As they do away with traditional partnership rewards, law firms converting to alternative business structures will need to design new career and financial rewards to attract the next generation of talented lawyers, says Andrew Cromby
A year has now passed since it became possible for the world to invest in law firms in England and Wales. If there has not quite been a stampede, there have at least been one or two fairly high profile moves in that direction, and information from the SRA suggests that there is more to come. But are there any lessons to learn from what we have seen so far in the process of firms becoming ABSs? Do they look or feel any different to clients, or to those working in them? The answer, at the moment, seems to be “no” but in the longer term it seems likely that the impact of ABSs will be felt more keenly – and perhaps mostly so by those lawyers who strive to further their careers within them.
Different entity
What is fundamentally different about conditions inside an ABS, for a young and ambitious lawyer, is that they are working for a very different entity.
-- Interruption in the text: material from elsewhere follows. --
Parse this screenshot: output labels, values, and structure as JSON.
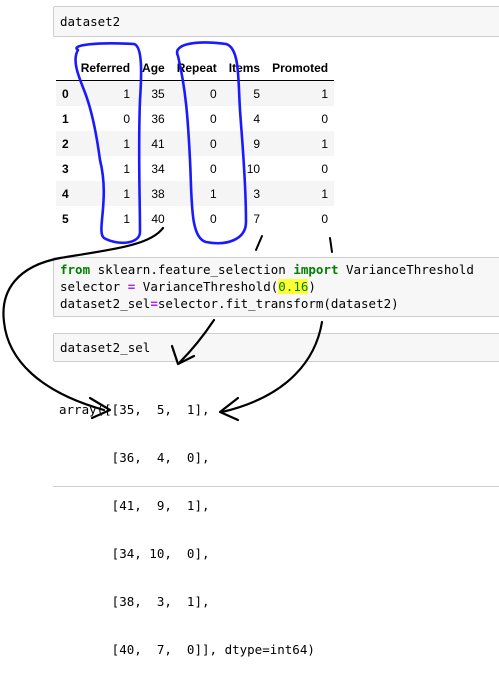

The traditional law firm model (perhaps reflected in lockstep arrangements and “plateau points”) was that partners in a law firm were tenants, who one day would relinquish their position to the next generation of partners. While they were in occupation as partners they could expect a safe and secure existence. Those who worked hard and earned their way into partnership could similarly look forward to a rewarding and stable future.
Everyone appreciates that, in private practice, those days are for the most part far behind us. But the position is further changed, these days, by the introduction of the ABS.
What the ABS means, for lawyers who are working their way up into partnership or, perhaps, further up into the equity, is that the pot of gold may no longer be waiting ?for them at the end of the rainbow.
This is because the business of a law firm in which there has been outside investment is owned, even if only in part, by someone else. In effect, where conversion to an ABS has taken place, the farmer’s children, having worked the land for their parents for many years, in the expectation that one day they would inherit it, have discovered that, shortly before retiring, the parents sold the farm to someone else.
All of a sudden, all those years of hard effort, with a promise of eventual reward, seem hollow. Worse than that, our allegorical farmer’s children find that they are welcome to continue working the land, but on the basis of a working wage and with a greatly reduced prospect of long term substantial gain, in contrast to what they had historically been told awaited them.
Satisfying investors
Investors in ABSs will be looking for a return on their money. In other words, profits made by a law firm will need to satisfy investors, rather than being distributed among owners who run the business only for themselves. So ABSs are likely to become much more similar to corporate structures, where dividends are paid out to investors but those working within the corporate entity (except perhaps for a few at very lofty heights) can look forward to many years of hard graft and remuneration at a fair or standard level.